Overview
The study is a prospective, non-randomized feasibility study evaluating blood sample and machine learning-based risk stratification for lung cancer in patients with COPD (chronic obstructive pulmonary disease).
Patients with COPD will be recruited in general practice, where they will have a blood sample drawn. All data will be analyzed by the machine learning model, and patients with increased risk of lung cancer will be referred for a low-dose CT scan of the chest.
The primary objective of the study is to evaluate the feasibility of AI and DNA methylation-based risk stratification for lung cancer in patients with COPD in a primary care setting.
The secondary objectives are to evaluate the safety of the risk stratification approach, the potential effects on quality of life and wellbeing, to gain insight into the patient and physician perspectives, and to estimate the health economic consequences.
Description
Lung cancer causes the highest number of cancer-related deaths. Around 5000 people are diagnosed with lung cancer annually in Denmark, and people with chronic obstructive pulmonary disease (COPD) have a higher risk compared to the general population. Screening with low-dose computed tomography (LDCT) can reduce the mortality from lung cancer, but patient adherence and LDCT capacity represent considerable challenges.
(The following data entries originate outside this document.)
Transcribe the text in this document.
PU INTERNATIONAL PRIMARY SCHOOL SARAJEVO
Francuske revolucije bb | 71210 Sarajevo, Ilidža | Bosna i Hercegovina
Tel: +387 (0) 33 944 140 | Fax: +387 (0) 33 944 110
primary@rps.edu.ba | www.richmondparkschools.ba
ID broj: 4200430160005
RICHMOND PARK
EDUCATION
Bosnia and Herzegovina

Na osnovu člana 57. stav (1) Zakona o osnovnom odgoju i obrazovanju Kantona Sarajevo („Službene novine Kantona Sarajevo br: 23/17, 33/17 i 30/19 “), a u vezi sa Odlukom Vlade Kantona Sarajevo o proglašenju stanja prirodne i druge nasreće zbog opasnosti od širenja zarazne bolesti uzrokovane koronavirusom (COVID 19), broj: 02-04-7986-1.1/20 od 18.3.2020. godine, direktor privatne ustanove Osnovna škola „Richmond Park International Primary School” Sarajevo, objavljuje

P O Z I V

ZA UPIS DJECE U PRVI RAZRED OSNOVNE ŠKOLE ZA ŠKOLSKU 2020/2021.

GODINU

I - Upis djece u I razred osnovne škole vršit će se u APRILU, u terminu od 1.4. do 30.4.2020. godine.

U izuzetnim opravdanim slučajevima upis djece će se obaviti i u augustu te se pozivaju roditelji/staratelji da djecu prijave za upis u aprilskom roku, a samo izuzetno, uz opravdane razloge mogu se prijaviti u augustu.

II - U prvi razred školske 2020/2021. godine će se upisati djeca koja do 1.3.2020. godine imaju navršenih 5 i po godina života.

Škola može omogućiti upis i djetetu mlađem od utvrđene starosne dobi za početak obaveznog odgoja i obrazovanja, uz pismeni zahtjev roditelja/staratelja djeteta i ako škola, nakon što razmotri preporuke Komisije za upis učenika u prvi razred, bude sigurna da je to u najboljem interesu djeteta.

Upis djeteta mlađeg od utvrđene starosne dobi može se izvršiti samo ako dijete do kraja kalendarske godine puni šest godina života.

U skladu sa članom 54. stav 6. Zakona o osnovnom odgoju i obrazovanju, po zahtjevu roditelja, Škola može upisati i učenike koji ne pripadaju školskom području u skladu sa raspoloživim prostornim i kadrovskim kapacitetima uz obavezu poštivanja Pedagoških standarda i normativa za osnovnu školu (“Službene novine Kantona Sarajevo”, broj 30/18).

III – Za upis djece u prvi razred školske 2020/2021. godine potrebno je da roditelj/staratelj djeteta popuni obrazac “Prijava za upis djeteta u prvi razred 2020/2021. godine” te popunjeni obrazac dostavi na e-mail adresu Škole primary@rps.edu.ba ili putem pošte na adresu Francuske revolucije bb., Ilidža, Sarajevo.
The selection criteria commonly applied to LDCT screening programs center around age and tobacco consumption resulting in a large number of individuals eligible for screening. A more personalized approach could reduce the resources required for a lung cancer screening program. Smoking is the single greatest risk factor for developing lung cancer, but the damaging effect can vary between individuals. The methylation-level of the AHRR gene was found to be related to the risk of developing lung cancer. Artificial intelligence (AI) is another promising approach to risk evaluation, and a machine learning model based on clinical data and standard blood tests developed by Danish researchers can be used to predict the risk of lung cancer.
The present project aims to investigate the feasibility of blood sample and AI-based risk stratification for lung cancer in patients with COPD treated and followed in general practice.
A thousand patients with COPD will be enrolled by general practitioners located in the general Vejle area in the Region of Southern Denmark. Consenting patients will fill out basic clinical data in an online REDCap database, and then they will have the blood sample collected by a healthcare professional at the general practice clinic. The sample will be transported to the laboratory at Lillebaelt Hospital, Vejle, for analysis.
A collaborative group at Lillebaelt Hospital Vejle will perform the risk stratification including analyzing DNA methylation and running the AI algorithm. Patients with a score indicating increased risk of lung cancer will be referred for LDCT.
The project will evaluate both feasibility, safety, economy and the experiences of the participants and health care professionals.
Eligibility
Inclusion Criteria:
- Diagnosed with COPD.
- =\> 50 years.
- Former or current smoker.
- Speaks and understands Danish.
- Able to give informed consent to participation.
Exclusion Criteria:
- Had a CT scan of the thorax within 6 months.
- Received active treatment for cancer within one year (except non-melanoma skin cancer and carcinoma in situ cervicis uteri).
- Diagnosed with cancer within one year (except non-melanoma skin cancer and carcinoma in situ cervicis uteri).
- Presents with symptoms giving suspicion of cancer (except non-melanoma skin cancer and carcinoma in situ cervicis uteri).
- In a condition not allowing diagnostic workup for or treatment of lung cancer.
- Does not have Eboks (electronic communication with Danish authorities).